PARADISE ISLAND, Bahamas - Even with the current high refinancing environment, which typically leads to relaxed underwriting standards, there is an increasingly better credit mix in subprime mortgage pools, said representatives from the top mortgage originators at last week's 2002 ABS East conference, hosted by the Information Management Network.
Panelists noted that FICO scores are historically high in recent pools. This is no surprise, they said, as originators are tightening up given the current credit environment, and the flood of supply is allowing them to cherry pick.
Panelist William O'Neill, chief executive officer at Option One Mortgage Corp., said that they have tried to discourage low balance loans, which, in turn has led to stronger FICO scores.
Washington Mutual has also seen better FICO scores in its pools, though the firm does "not focus on just FICO, but it is a factor in our pricing and risk profile," said Jeffrey Sorensen, first vice-president at Washington Mutual.
The improvement in the credit mix of these pools comes at a time when subprime origination is booming. Originations in sector are expected to rise to $200 billion this year from $175 billion last year. Lenders have been gearing up. WaMu, for instance, is projecting subprime originations to reach $8 billion this year and about $9 billion next year. Option One's O'Neill said that the firm has been originating approximately $1 billion per month.
Panelists gave their own reasons for the boom. William Acheson, managing director at GMAC-RFC, commented that more of RFC's clients are moving into subprime. Aside from this, subprime lending has become more efficient.
Reminiscent of the past?
Though similarities can be drawn to the 1997/1998 volume phenomenon, Henry Engelken, vice president at Moody's Investors Service, said that this is not a good comparison because originators in that era were not as well-capitalized as they are today.
During those years, issuers that have since left the market - including as Advanta Corp., AMRESCO and ContiMortgage - quickly increased their origination volume because earnings growth was based on volume growth. As a result, credit quality became secondary to volume growth.
In contrast, Engelken states in a recent report that the credit quality for recently securitized pools seems to be stable, characterized by higher FICO scores and slightly higher loan-to-value ratios.
Other panelists, such as GMAC-RFC's Acheson, noted improved underwriting consistency, which has evolved over the past several years.
Current issues discussed
Other topics included the continued consolidation in the industry, predatory lending issues and the use of lender-paid mortgage insurance.

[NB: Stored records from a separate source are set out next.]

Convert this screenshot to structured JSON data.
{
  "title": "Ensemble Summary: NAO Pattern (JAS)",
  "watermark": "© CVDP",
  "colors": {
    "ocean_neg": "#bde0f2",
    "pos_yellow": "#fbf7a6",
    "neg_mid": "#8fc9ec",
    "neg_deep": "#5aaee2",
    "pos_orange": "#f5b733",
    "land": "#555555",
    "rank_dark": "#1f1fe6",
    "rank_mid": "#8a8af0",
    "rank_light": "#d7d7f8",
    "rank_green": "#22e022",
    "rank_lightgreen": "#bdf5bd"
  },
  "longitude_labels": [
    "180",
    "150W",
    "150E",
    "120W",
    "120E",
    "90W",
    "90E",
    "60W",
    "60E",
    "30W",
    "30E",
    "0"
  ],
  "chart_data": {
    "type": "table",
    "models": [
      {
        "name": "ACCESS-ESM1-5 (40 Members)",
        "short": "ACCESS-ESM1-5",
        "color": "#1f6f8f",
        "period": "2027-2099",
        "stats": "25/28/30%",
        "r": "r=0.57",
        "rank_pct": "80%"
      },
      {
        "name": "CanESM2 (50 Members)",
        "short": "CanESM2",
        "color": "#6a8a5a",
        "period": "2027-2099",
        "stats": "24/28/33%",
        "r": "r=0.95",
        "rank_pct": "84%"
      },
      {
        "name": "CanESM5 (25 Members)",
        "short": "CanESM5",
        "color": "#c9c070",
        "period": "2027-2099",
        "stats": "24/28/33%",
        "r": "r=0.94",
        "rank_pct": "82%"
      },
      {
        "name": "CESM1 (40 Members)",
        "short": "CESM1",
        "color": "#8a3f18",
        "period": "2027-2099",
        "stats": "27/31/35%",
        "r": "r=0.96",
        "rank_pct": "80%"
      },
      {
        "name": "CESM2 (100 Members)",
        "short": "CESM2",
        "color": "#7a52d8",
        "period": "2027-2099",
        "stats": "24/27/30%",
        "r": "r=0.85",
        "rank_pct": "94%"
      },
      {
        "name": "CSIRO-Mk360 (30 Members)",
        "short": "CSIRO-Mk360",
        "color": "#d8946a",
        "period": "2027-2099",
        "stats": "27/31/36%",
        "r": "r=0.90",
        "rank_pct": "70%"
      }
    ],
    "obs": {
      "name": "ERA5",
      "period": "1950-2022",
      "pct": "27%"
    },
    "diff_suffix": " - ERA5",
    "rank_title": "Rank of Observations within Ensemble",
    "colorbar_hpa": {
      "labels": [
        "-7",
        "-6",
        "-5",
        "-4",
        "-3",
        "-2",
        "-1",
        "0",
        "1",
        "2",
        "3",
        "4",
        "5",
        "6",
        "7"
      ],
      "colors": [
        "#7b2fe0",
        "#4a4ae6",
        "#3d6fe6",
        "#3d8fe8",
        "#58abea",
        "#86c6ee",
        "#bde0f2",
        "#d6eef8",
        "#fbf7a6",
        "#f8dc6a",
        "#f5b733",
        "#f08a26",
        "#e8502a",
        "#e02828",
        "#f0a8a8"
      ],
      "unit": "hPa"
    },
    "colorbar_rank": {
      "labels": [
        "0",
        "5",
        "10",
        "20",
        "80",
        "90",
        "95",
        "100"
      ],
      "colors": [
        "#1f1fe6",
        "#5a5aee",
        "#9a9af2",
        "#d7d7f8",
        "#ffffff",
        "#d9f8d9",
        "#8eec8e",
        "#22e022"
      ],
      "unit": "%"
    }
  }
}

Panelists said that consolidation in the mortgage industry going forward will not happen as rapidly as it had in the past few years. Some said that consolidation is a positive for the sector because it lends itself to improved transparency, as well as improved collateral performance. One of the panelists also noted that many smaller companies currently popping up are positioning themselves as "buy targets" rather than establishing long-term strategies as stand-alone entities.
In terms of mortgage insurance, lenders on the panel said they continually evaluate the product, and its usage depends on whether or not they could issue at desired subordination levels with the added enhancement. Some, however, argued that the use of mortgage insurance has not made a lot of economic sense as it has become more expensive now than it was in the past. Moody's Engelken noted that average subordination levels have decreased because of mortgage insurance.
The ongoing predatory-lending crackdown is apparently on the minds of the subprime lenders, who noted new legislation, such as the Georgia Fair Lending Act, appearing in the various states. The Georgia Act, which took effect last Tuesday, should set a precedent, they said, because it is the hardest to comply with among the various laws in other states.
Members of the panel talked about the possibility of purchasing a Federal Savings Bank, as Federal preemption is attractive. It's unclear what the ultimate impact will be, but they warned that the new laws could several their businesses. One panelist said his firm has stopped originating loans in West Virginia because of the anti predatory-lending law in that state.
Also noteworthy: the differences in the anti predatory-lending laws in the different states destroy a level of homogeneity of the subprime mortgage market, not to mention its ultimate effect on diversification as lenders abandon certain loan markets.